Logé dans un bâtiment de la rue Clémenceau, le siège de la société ING pourrait, selon le Collège, faire glisser certains services (une soixantaine de personnes sur 160 environ) vers le site de Barchon, où une agence ING a vu le jour récemment.

Willy Demeyer, bourgmestre PS, et Michel Firket, échevin CDH, avaient annoncé fin juin qu'ils "interpelleraient la direction chez ING". La rencontre n'a pas encore eu lieu même si Michel Firket assure qu'elle est "en voie de fixation".

Reste que leur position n'a pas bougé. "Il ne faut pas s'opposer à la centralité, a fortiori dans une ville qui est capitale économique de la Wallonie. Ce qui intéresse les gens, c'est la mobilité. Je ne dis pas que c'est facile d'y répondre en ville mais il faut comprendre que l'homogénéité et l'harmonie des villes passent par une révision de nos modes de transports. Il faut que les grandes sociétés telles ING incluent ce paramètre de développement durable dans leur réflexion" insiste l'échevin, qui s'oppose à un déménagement "en rase campagne, sans création d'aucune valeur ajoutée".

"Nous avons déjà vécu des déménagements de banques par le passé. Mais nous estimons que l'activité tertiaire, nécessitant des bureaux, ne doit pas se trouver en pleine campagne, sous prétexte que le parking y est gratuit. C'est là une courte vue pour la société" maintient-il.

Même si la banque tempère le propos, affirmant qu'il n'y a "pas péril en la demeure" (lire ci-contre), même si le syndicat socialiste Setca parle d'inquiétude "prématurée", Michel Firket maintient que "dès qu'une telle idée pointe le bout de son nez, il faut lutter, préventivement".

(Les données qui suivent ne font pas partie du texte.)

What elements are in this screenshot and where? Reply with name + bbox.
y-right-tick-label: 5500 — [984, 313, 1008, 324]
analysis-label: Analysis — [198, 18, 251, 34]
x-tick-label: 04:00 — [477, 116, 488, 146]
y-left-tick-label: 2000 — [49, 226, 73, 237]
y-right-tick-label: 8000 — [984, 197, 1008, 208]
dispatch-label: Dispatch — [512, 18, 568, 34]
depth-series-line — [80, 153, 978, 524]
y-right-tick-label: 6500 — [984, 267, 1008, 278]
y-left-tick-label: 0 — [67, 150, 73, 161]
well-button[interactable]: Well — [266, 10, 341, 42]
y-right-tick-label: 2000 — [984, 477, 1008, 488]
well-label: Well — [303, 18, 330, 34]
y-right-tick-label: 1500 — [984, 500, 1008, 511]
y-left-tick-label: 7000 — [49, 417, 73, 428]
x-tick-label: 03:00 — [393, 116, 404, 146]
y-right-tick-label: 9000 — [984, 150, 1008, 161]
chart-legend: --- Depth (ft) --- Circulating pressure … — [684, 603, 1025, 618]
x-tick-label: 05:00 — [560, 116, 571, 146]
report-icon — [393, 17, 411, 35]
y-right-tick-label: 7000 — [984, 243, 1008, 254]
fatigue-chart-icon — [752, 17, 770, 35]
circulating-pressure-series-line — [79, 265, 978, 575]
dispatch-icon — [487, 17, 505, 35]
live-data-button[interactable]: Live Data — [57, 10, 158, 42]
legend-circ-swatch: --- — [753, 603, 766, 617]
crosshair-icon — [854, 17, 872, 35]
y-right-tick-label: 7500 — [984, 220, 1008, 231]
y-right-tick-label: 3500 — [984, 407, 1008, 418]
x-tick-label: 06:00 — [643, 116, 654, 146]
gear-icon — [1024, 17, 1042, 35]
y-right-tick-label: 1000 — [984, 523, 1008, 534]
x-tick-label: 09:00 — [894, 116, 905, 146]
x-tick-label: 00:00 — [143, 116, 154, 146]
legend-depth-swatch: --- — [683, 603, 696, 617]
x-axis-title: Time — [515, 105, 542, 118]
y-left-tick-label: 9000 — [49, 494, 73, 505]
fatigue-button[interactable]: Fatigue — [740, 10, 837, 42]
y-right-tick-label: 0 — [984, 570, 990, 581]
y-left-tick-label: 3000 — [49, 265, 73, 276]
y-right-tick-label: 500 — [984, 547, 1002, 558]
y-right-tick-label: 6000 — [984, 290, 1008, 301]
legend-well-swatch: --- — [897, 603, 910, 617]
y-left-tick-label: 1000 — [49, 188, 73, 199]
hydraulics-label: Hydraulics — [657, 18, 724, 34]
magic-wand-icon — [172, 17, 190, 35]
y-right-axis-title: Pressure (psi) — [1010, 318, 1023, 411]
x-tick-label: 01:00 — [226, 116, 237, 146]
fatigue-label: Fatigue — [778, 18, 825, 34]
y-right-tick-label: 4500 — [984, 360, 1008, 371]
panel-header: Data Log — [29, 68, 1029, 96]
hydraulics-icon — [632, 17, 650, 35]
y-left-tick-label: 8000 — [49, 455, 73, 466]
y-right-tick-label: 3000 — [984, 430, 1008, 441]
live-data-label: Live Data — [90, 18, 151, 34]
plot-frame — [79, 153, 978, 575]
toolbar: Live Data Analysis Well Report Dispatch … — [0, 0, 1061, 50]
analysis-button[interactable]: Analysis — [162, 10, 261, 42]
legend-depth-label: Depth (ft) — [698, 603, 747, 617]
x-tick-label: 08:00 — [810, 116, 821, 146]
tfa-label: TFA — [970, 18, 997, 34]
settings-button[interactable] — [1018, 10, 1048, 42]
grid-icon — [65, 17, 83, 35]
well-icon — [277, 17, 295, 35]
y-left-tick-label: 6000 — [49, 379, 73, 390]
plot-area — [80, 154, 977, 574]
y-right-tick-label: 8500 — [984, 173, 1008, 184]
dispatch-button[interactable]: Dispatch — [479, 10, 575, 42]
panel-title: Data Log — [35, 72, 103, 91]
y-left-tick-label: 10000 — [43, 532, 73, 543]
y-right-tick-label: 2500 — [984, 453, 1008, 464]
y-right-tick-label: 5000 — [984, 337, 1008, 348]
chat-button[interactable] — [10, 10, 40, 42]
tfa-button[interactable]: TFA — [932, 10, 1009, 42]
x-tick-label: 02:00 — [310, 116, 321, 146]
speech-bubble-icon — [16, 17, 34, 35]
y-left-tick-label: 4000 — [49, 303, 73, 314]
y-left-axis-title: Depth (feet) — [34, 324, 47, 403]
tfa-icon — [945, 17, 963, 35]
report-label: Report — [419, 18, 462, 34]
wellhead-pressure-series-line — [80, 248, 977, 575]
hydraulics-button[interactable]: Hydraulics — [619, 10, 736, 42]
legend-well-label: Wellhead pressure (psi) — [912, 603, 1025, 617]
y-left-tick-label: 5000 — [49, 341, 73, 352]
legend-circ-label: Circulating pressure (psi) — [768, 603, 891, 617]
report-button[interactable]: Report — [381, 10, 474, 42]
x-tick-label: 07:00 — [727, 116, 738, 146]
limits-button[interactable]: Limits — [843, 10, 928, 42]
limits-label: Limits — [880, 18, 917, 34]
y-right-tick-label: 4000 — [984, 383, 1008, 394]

Les autorités liégeoises évoquaient également un projet de déménagement de certains services de Verviers vers Barchon, ING confirmant que "Verviers entre aussi dans la réflexion". Mais au bureau économique de la capitale wallonne de l'eau, on dit "n'être pas au courant". Tout en marquant son opposition au principe, par souci du rôle des métropoles.

Alors, du bruit pour rien ? Aux yeux de l'échevin, "il ne faut même pas laisser des experts se pencher sur de tels choix".